May 25 2007
Why basic economics should be taught
Environmental Economics: Teaching economics
University of Rhode Island Econ professor Stephen Swallow explains why basic economics should be taught:
I am not suggesting Econ 101 is wrong. It may need better teaching, more sensitive to the rising relevance of certain limitations in the basic principles …. But if understood clearly, I think the basic principles are powerful, positive (as in constructive) tools for making society better off. If there is a concern about equity, that concern should be dealt with via an explicit policy rather than attacking economics as irrelevant or wrong — basic principles indicate an efficient society may be better able to afford to address equity (that is, a more efficient economy, whatever the wealth distribution, has more to go around – even if through express, coercive wealth transfers). Some of those decisions are in the realm of politicians, and are not the responsibility of economics (although economics has long understood the implications of efficiency for being conditional on a distribution of wealth – which is often another area of misplaced accusation from demonizers).
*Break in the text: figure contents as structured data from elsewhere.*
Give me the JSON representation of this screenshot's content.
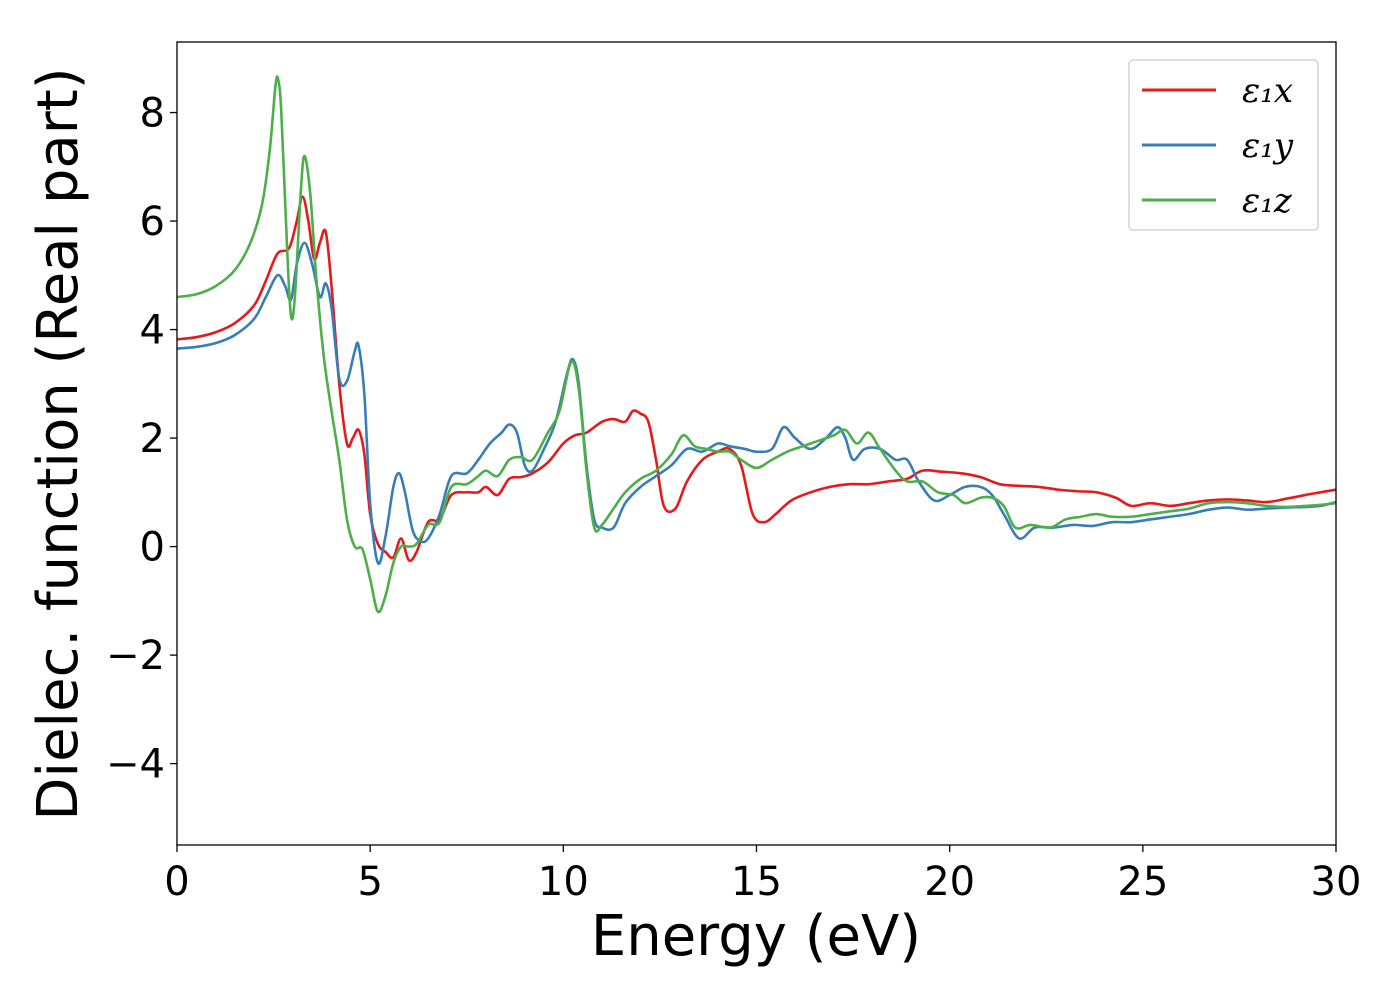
{
  "chart_data": {
    "type": "line",
    "xlabel": "Energy (eV)",
    "ylabel": "Dielec. function (Real part)",
    "xlim": [
      0,
      30
    ],
    "ylim": [
      -5.5,
      9.3
    ],
    "xticks": [
      0,
      5,
      10,
      15,
      20,
      25,
      30
    ],
    "xtick_labels": [
      "0",
      "5",
      "10",
      "15",
      "20",
      "25",
      "30"
    ],
    "yticks": [
      -4,
      -2,
      0,
      2,
      4,
      6,
      8
    ],
    "ytick_labels": [
      "−4",
      "−2",
      "0",
      "2",
      "4",
      "6",
      "8"
    ],
    "grid": false,
    "legend_position": "upper right",
    "series": [
      {
        "name": "ε₁x",
        "color": "#e41a1c",
        "points": [
          [
            0,
            3.82
          ],
          [
            0.5,
            3.86
          ],
          [
            1,
            3.95
          ],
          [
            1.5,
            4.12
          ],
          [
            2,
            4.45
          ],
          [
            2.3,
            4.9
          ],
          [
            2.6,
            5.4
          ],
          [
            2.9,
            5.5
          ],
          [
            3.1,
            6.0
          ],
          [
            3.25,
            6.45
          ],
          [
            3.4,
            6.0
          ],
          [
            3.55,
            5.3
          ],
          [
            3.7,
            5.6
          ],
          [
            3.85,
            5.8
          ],
          [
            4.0,
            4.8
          ],
          [
            4.2,
            3.0
          ],
          [
            4.4,
            1.9
          ],
          [
            4.55,
            2.0
          ],
          [
            4.7,
            2.15
          ],
          [
            4.85,
            1.7
          ],
          [
            5.0,
            0.6
          ],
          [
            5.2,
            0.05
          ],
          [
            5.4,
            -0.1
          ],
          [
            5.6,
            -0.2
          ],
          [
            5.8,
            0.15
          ],
          [
            6.0,
            -0.25
          ],
          [
            6.2,
            -0.1
          ],
          [
            6.5,
            0.45
          ],
          [
            6.8,
            0.5
          ],
          [
            7.1,
            0.95
          ],
          [
            7.5,
            1.0
          ],
          [
            7.8,
            1.0
          ],
          [
            8.0,
            1.1
          ],
          [
            8.3,
            0.95
          ],
          [
            8.6,
            1.25
          ],
          [
            8.9,
            1.28
          ],
          [
            9.2,
            1.35
          ],
          [
            9.6,
            1.55
          ],
          [
            10.0,
            1.9
          ],
          [
            10.3,
            2.05
          ],
          [
            10.6,
            2.1
          ],
          [
            11.0,
            2.3
          ],
          [
            11.3,
            2.35
          ],
          [
            11.6,
            2.3
          ],
          [
            11.8,
            2.5
          ],
          [
            12.0,
            2.45
          ],
          [
            12.2,
            2.3
          ],
          [
            12.4,
            1.6
          ],
          [
            12.6,
            0.75
          ],
          [
            12.9,
            0.7
          ],
          [
            13.2,
            1.2
          ],
          [
            13.6,
            1.6
          ],
          [
            14.0,
            1.75
          ],
          [
            14.3,
            1.8
          ],
          [
            14.6,
            1.5
          ],
          [
            14.9,
            0.6
          ],
          [
            15.2,
            0.45
          ],
          [
            15.5,
            0.6
          ],
          [
            15.9,
            0.85
          ],
          [
            16.4,
            1.0
          ],
          [
            16.9,
            1.1
          ],
          [
            17.4,
            1.15
          ],
          [
            17.9,
            1.15
          ],
          [
            18.4,
            1.2
          ],
          [
            18.9,
            1.25
          ],
          [
            19.3,
            1.4
          ],
          [
            19.8,
            1.38
          ],
          [
            20.3,
            1.35
          ],
          [
            20.8,
            1.28
          ],
          [
            21.3,
            1.15
          ],
          [
            21.8,
            1.12
          ],
          [
            22.3,
            1.1
          ],
          [
            22.8,
            1.05
          ],
          [
            23.3,
            1.02
          ],
          [
            23.8,
            1.0
          ],
          [
            24.3,
            0.9
          ],
          [
            24.7,
            0.75
          ],
          [
            25.2,
            0.8
          ],
          [
            25.7,
            0.75
          ],
          [
            26.2,
            0.8
          ],
          [
            26.7,
            0.85
          ],
          [
            27.2,
            0.87
          ],
          [
            27.7,
            0.85
          ],
          [
            28.2,
            0.82
          ],
          [
            28.7,
            0.88
          ],
          [
            29.2,
            0.95
          ],
          [
            29.6,
            1.0
          ],
          [
            30.0,
            1.05
          ]
        ]
      },
      {
        "name": "ε₁y",
        "color": "#377eb8",
        "points": [
          [
            0,
            3.65
          ],
          [
            0.5,
            3.68
          ],
          [
            1,
            3.75
          ],
          [
            1.5,
            3.9
          ],
          [
            2,
            4.2
          ],
          [
            2.3,
            4.6
          ],
          [
            2.6,
            5.0
          ],
          [
            2.8,
            4.8
          ],
          [
            2.95,
            4.55
          ],
          [
            3.1,
            5.2
          ],
          [
            3.3,
            5.6
          ],
          [
            3.5,
            5.2
          ],
          [
            3.7,
            4.6
          ],
          [
            3.85,
            4.85
          ],
          [
            4.0,
            4.4
          ],
          [
            4.2,
            3.1
          ],
          [
            4.4,
            3.05
          ],
          [
            4.6,
            3.6
          ],
          [
            4.7,
            3.7
          ],
          [
            4.85,
            2.8
          ],
          [
            5.0,
            0.8
          ],
          [
            5.2,
            -0.3
          ],
          [
            5.4,
            0.2
          ],
          [
            5.6,
            1.1
          ],
          [
            5.75,
            1.35
          ],
          [
            5.9,
            1.0
          ],
          [
            6.1,
            0.3
          ],
          [
            6.3,
            0.1
          ],
          [
            6.5,
            0.15
          ],
          [
            6.8,
            0.6
          ],
          [
            7.1,
            1.3
          ],
          [
            7.5,
            1.35
          ],
          [
            7.8,
            1.6
          ],
          [
            8.1,
            1.9
          ],
          [
            8.4,
            2.1
          ],
          [
            8.6,
            2.25
          ],
          [
            8.8,
            2.1
          ],
          [
            9.0,
            1.5
          ],
          [
            9.2,
            1.4
          ],
          [
            9.5,
            1.8
          ],
          [
            9.8,
            2.3
          ],
          [
            10.1,
            3.2
          ],
          [
            10.25,
            3.45
          ],
          [
            10.4,
            3.0
          ],
          [
            10.6,
            1.5
          ],
          [
            10.8,
            0.5
          ],
          [
            11.0,
            0.35
          ],
          [
            11.3,
            0.35
          ],
          [
            11.6,
            0.8
          ],
          [
            12.0,
            1.1
          ],
          [
            12.4,
            1.3
          ],
          [
            12.8,
            1.5
          ],
          [
            13.2,
            1.8
          ],
          [
            13.6,
            1.75
          ],
          [
            14.0,
            1.9
          ],
          [
            14.3,
            1.85
          ],
          [
            14.7,
            1.8
          ],
          [
            15.0,
            1.75
          ],
          [
            15.4,
            1.8
          ],
          [
            15.7,
            2.2
          ],
          [
            16.0,
            2.0
          ],
          [
            16.4,
            1.8
          ],
          [
            16.8,
            2.0
          ],
          [
            17.1,
            2.2
          ],
          [
            17.3,
            2.0
          ],
          [
            17.5,
            1.6
          ],
          [
            17.8,
            1.8
          ],
          [
            18.2,
            1.8
          ],
          [
            18.6,
            1.6
          ],
          [
            18.9,
            1.6
          ],
          [
            19.2,
            1.2
          ],
          [
            19.6,
            0.85
          ],
          [
            20.0,
            0.95
          ],
          [
            20.4,
            1.1
          ],
          [
            20.8,
            1.1
          ],
          [
            21.1,
            0.95
          ],
          [
            21.4,
            0.6
          ],
          [
            21.8,
            0.15
          ],
          [
            22.2,
            0.35
          ],
          [
            22.7,
            0.35
          ],
          [
            23.2,
            0.4
          ],
          [
            23.7,
            0.38
          ],
          [
            24.2,
            0.45
          ],
          [
            24.7,
            0.45
          ],
          [
            25.2,
            0.5
          ],
          [
            25.7,
            0.55
          ],
          [
            26.2,
            0.6
          ],
          [
            26.7,
            0.68
          ],
          [
            27.2,
            0.72
          ],
          [
            27.7,
            0.68
          ],
          [
            28.2,
            0.7
          ],
          [
            28.7,
            0.72
          ],
          [
            29.2,
            0.73
          ],
          [
            29.6,
            0.75
          ],
          [
            30.0,
            0.82
          ]
        ]
      },
      {
        "name": "ε₁z",
        "color": "#4daf4a",
        "points": [
          [
            0,
            4.6
          ],
          [
            0.5,
            4.65
          ],
          [
            1,
            4.8
          ],
          [
            1.5,
            5.1
          ],
          [
            1.9,
            5.6
          ],
          [
            2.2,
            6.3
          ],
          [
            2.4,
            7.3
          ],
          [
            2.55,
            8.5
          ],
          [
            2.62,
            8.6
          ],
          [
            2.7,
            8.0
          ],
          [
            2.85,
            5.5
          ],
          [
            2.95,
            4.25
          ],
          [
            3.05,
            4.6
          ],
          [
            3.2,
            6.5
          ],
          [
            3.3,
            7.2
          ],
          [
            3.45,
            6.5
          ],
          [
            3.6,
            5.0
          ],
          [
            3.8,
            3.5
          ],
          [
            4.0,
            2.5
          ],
          [
            4.2,
            1.6
          ],
          [
            4.4,
            0.5
          ],
          [
            4.6,
            0.0
          ],
          [
            4.8,
            -0.05
          ],
          [
            5.0,
            -0.6
          ],
          [
            5.2,
            -1.2
          ],
          [
            5.4,
            -0.9
          ],
          [
            5.6,
            -0.3
          ],
          [
            5.8,
            0.0
          ],
          [
            6.0,
            0.0
          ],
          [
            6.2,
            0.05
          ],
          [
            6.5,
            0.4
          ],
          [
            6.8,
            0.45
          ],
          [
            7.1,
            1.1
          ],
          [
            7.5,
            1.15
          ],
          [
            7.8,
            1.3
          ],
          [
            8.0,
            1.4
          ],
          [
            8.3,
            1.3
          ],
          [
            8.6,
            1.6
          ],
          [
            8.9,
            1.65
          ],
          [
            9.2,
            1.6
          ],
          [
            9.6,
            2.1
          ],
          [
            9.9,
            2.5
          ],
          [
            10.2,
            3.4
          ],
          [
            10.4,
            2.9
          ],
          [
            10.6,
            1.4
          ],
          [
            10.8,
            0.35
          ],
          [
            11.0,
            0.4
          ],
          [
            11.3,
            0.7
          ],
          [
            11.6,
            1.0
          ],
          [
            12.0,
            1.25
          ],
          [
            12.4,
            1.4
          ],
          [
            12.8,
            1.7
          ],
          [
            13.1,
            2.05
          ],
          [
            13.4,
            1.85
          ],
          [
            13.7,
            1.8
          ],
          [
            14.0,
            1.75
          ],
          [
            14.3,
            1.75
          ],
          [
            14.6,
            1.6
          ],
          [
            15.0,
            1.45
          ],
          [
            15.4,
            1.6
          ],
          [
            15.8,
            1.75
          ],
          [
            16.2,
            1.85
          ],
          [
            16.6,
            1.95
          ],
          [
            17.0,
            2.05
          ],
          [
            17.3,
            2.15
          ],
          [
            17.6,
            1.9
          ],
          [
            17.9,
            2.1
          ],
          [
            18.2,
            1.8
          ],
          [
            18.6,
            1.4
          ],
          [
            18.9,
            1.2
          ],
          [
            19.3,
            1.2
          ],
          [
            19.7,
            1.0
          ],
          [
            20.1,
            0.95
          ],
          [
            20.4,
            0.8
          ],
          [
            20.8,
            0.9
          ],
          [
            21.1,
            0.9
          ],
          [
            21.4,
            0.75
          ],
          [
            21.7,
            0.35
          ],
          [
            22.1,
            0.4
          ],
          [
            22.6,
            0.35
          ],
          [
            23.0,
            0.5
          ],
          [
            23.4,
            0.55
          ],
          [
            23.8,
            0.6
          ],
          [
            24.2,
            0.55
          ],
          [
            24.7,
            0.55
          ],
          [
            25.2,
            0.6
          ],
          [
            25.7,
            0.65
          ],
          [
            26.2,
            0.7
          ],
          [
            26.7,
            0.8
          ],
          [
            27.2,
            0.82
          ],
          [
            27.7,
            0.8
          ],
          [
            28.2,
            0.75
          ],
          [
            28.7,
            0.73
          ],
          [
            29.2,
            0.75
          ],
          [
            29.6,
            0.77
          ],
          [
            30.0,
            0.8
          ]
        ]
      }
    ]
  }
}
If Econ 101 was wrong, it would not actually be taught (at least not as a science course). Helping students understand the principles is our duty. Our delivery may be imperfect, but there remains a socially valuable foundation. Telling students that economics is all wrong and always harmful – and, as is often done, pushing for moral rhetoric as a proposed approach – this, I believe, is harmful to society and the environment and misleads students. The better students may eventually figure out the logical consistency and limitations of good economic analysis, but this may only be after significant time – and lost productivity – getting stuck in what can be a cult of demonizers.
It would be most productive to help improve upon particular analyses and basic approaches, rather than just shooting the entire profession and (often) leaving students not only confused but also empty handed. Lots of sound empirical evidence suggests that moral rhetoric falls short on the masses, particularly when incentives and budget constraints bind. We need to fix imperfections rather than sling mud.
… it seems to me that demonizers of economics often are minimally as guilty of oversimplification as they claim economists to be. It remains for each of us to decide for ourselves where we fit into the balance of constructive research and teaching.